The first step is to recognize those emotions; we can make that easier by anticipating them ahead of time. The exact emotions evoked in a given situation depend on how that situation relates to the values we hold most dear. Sometimes what sounds like a factual question is actually an expression of emotion. For example, “How can this be happening?” may not necessarily be a question about coronavirus epidemiology, but rather an expression of worry or fear.
3. The Identity Conversation. At the core of every difficult conversation is what this situation means to us. The authors explain: “We conduct an internal debate over whether this means we are competent or incompetent, a good person or bad, worthy of love or unlovable. What impact might it have on our self-image and self-esteem, our future, and our well-being?”
And all this cuts both ways: the conversation involves both your identity as well as your conversation partner’s. What does the outcome of the conversation mean to you? Taking stock of this ahead of time will prevent you from getting caught up and acting against your best judgment.
In short, focusing on facts without feelings will only make the conversation worse. To best anticipate your partner’s feelings, it helps to think about their identity and how the situation may relate to their most important values. The subsequent sections review specific communication techniques that have been proven to help clinicians provide facts about challenging situations in a way that also addresses underlying emotions.
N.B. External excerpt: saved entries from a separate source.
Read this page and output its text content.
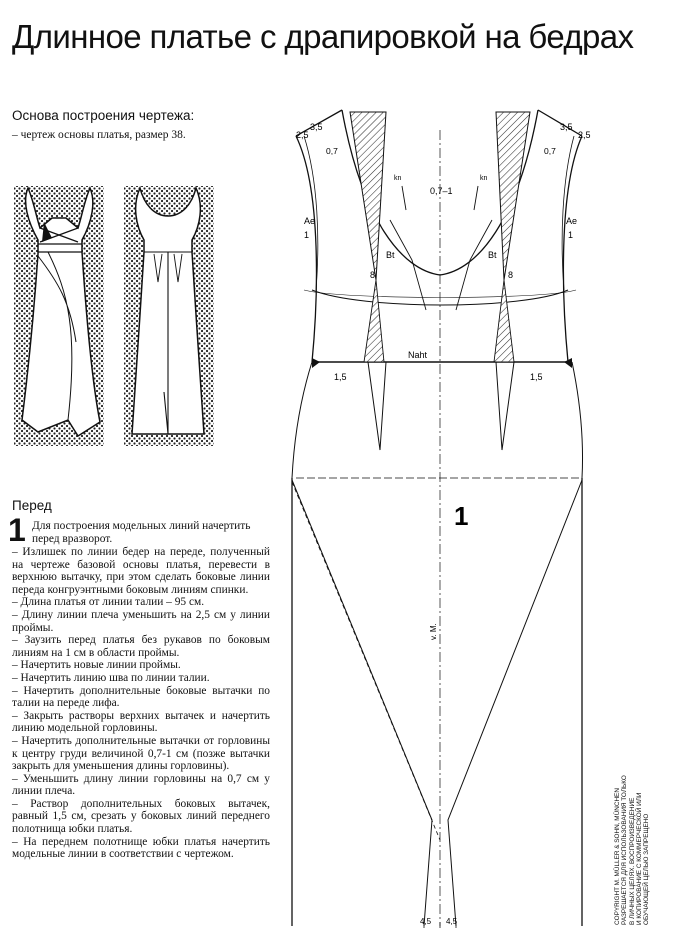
Длинное платье с драпировкой на бедрах
Основа построения чертежа:
– чертеж основы платья, размер 38.
Перед
1 Для построения модельных линий начертить перед вразворот.

– Излишек по линии бедер на переде, полученный на чертеже базовой основы платья, перевести в верхнюю вытачку, при этом сделать боковые линии переда конгруэнтными боковым линиям спинки.

– Длина платья от линии талии – 95 см.

– Длину линии плеча уменьшить на 2,5 см у линии проймы.

– Заузить перед платья без рукавов по боковым линиям на 1 см в области проймы.

– Начертить новые линии проймы.

– Начертить линию шва по линии талии.

– Начертить дополнительные боковые вытачки по талии на переде лифа.

– Закрыть растворы верхних вытачек и начертить линию модельной горловины.

– Начертить дополнительные вытачки от горловины к центру груди величиной 0,7-1 см (позже вытачки закрыть для уменьшения длины горловины).

– Уменьшить длину линии горловины на 0,7 см у линии плеча.

– Раствор дополнительных боковых вытачек, равный 1,5 см, срезать у боковых линий переднего полотнища юбки платья.

– На переднем полотнище юбки платья начертить модельные линии в соответствии с чертежом.

2,5
3,5	3,5
2,5
0,7	0,7
0,7–1
Ae	Ae
1	1
Bt	Bt
8	8
kn	kn
Naht
1,5	1,5
1
v. M.
4,5 4,5	COPYRIGHT M. MÜLLER & SOHN, MÜNCHEN РАЗРЕШАЕТСЯ ДЛЯ ИСПОЛЬЗОВАНИЯ ТОЛЬКО В ЛИЧНЫХ ЦЕЛЯХ. ВОСПРОИЗВЕДЕНИЕ И КОПИРОВАНИЕ С КОММЕРЧЕСКОЙ ИЛИ ОБУЧАЮЩЕЙ ЦЕЛЬЮ ЗАПРЕЩЕНО
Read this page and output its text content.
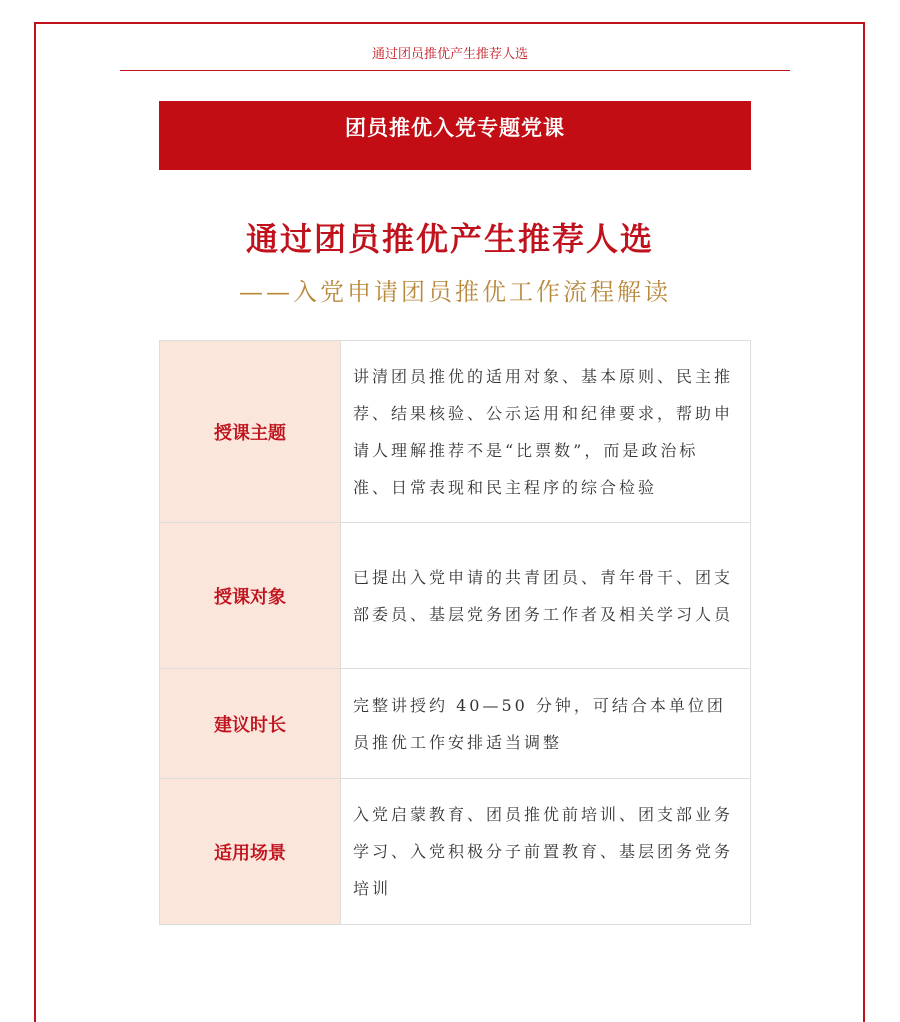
通过团员推优产生推荐人选
团员推优入党专题党课
通过团员推优产生推荐人选
——入党申请团员推优工作流程解读
授课主题	讲清团员推优的适用对象、基本原则、民主推荐、结果核验、公示运用和纪律要求，帮助申请人理解推荐不是“比票数”，而是政治标准、日常表现和民主程序的综合检验
授课对象	已提出入党申请的共青团员、青年骨干、团支部委员、基层党务团务工作者及相关学习人员
建议时长	完整讲授约 40—50 分钟，可结合本单位团员推优工作安排适当调整
适用场景	入党启蒙教育、团员推优前培训、团支部业务学习、入党积极分子前置教育、基层团务党务培训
Look at some of the dialogues in the resource, COVID-ready communication. How do the three conversations surface?
It is equally important that you take stock of your own reactions in preparing for potentially difficult encounters with patients. Anticipating your own negative feelings may help you recognize these emotions and let them go to have more productive interactions. For example, you may find that the anxiety of patients who are not sick or are mildly ill evokes feelings of annoyance, and even anger when you are simultaneously caring for severely ill patients. These are perfectly normal reactions, but they will not lead to productive encounters. The important thing is to accept your feelings and try to let them go as you turn your attention to each particular patient.
Many conversations around the coronavirus pandemic will involve delivering difficult or serious news. Here, we can apply several frameworks to the conversations we have with patients, as well as in the community in a non-clinical setting.
SPIKES is a mnemonic developed by oncologists for delivering bad or serious news. The pandemic has obviously evoked a wide range of emotions, including denial, fear, and altruism, for which this framework is relevant.
REMAP is a mnemonic developed to guide Goals of Care discussions. As medical students, we may be asked to care for patients with COVID-19 or to talk with family members of these patients, where REMAP would be highly applicable. REMAP can also be used outside of clinical settings to guide challenging conversations when expectations between two parties do not align. Can you envision a scenario where you could apply the REMAP framework?
Regardless of the framework used, giving bad news is challenging for both the person delivering the news and the person receiving such news. Sometimes, a person receiving the news may react with anger, frustration, heightened anxiety, sadness, or another similarly intense emotion. Having a framework for your response in this moment can be helpful for demonstrating how much you care. The NURSE framework is one example; examples I provided below. Brainstorm 1-2 scenarios where you would use the NURSE framework in the context of COVID-19.
This activity from the NYT is an opportunity to play out a conversation with someone who holds different political views. How might our frameworks complement their approaches to conflict resolution?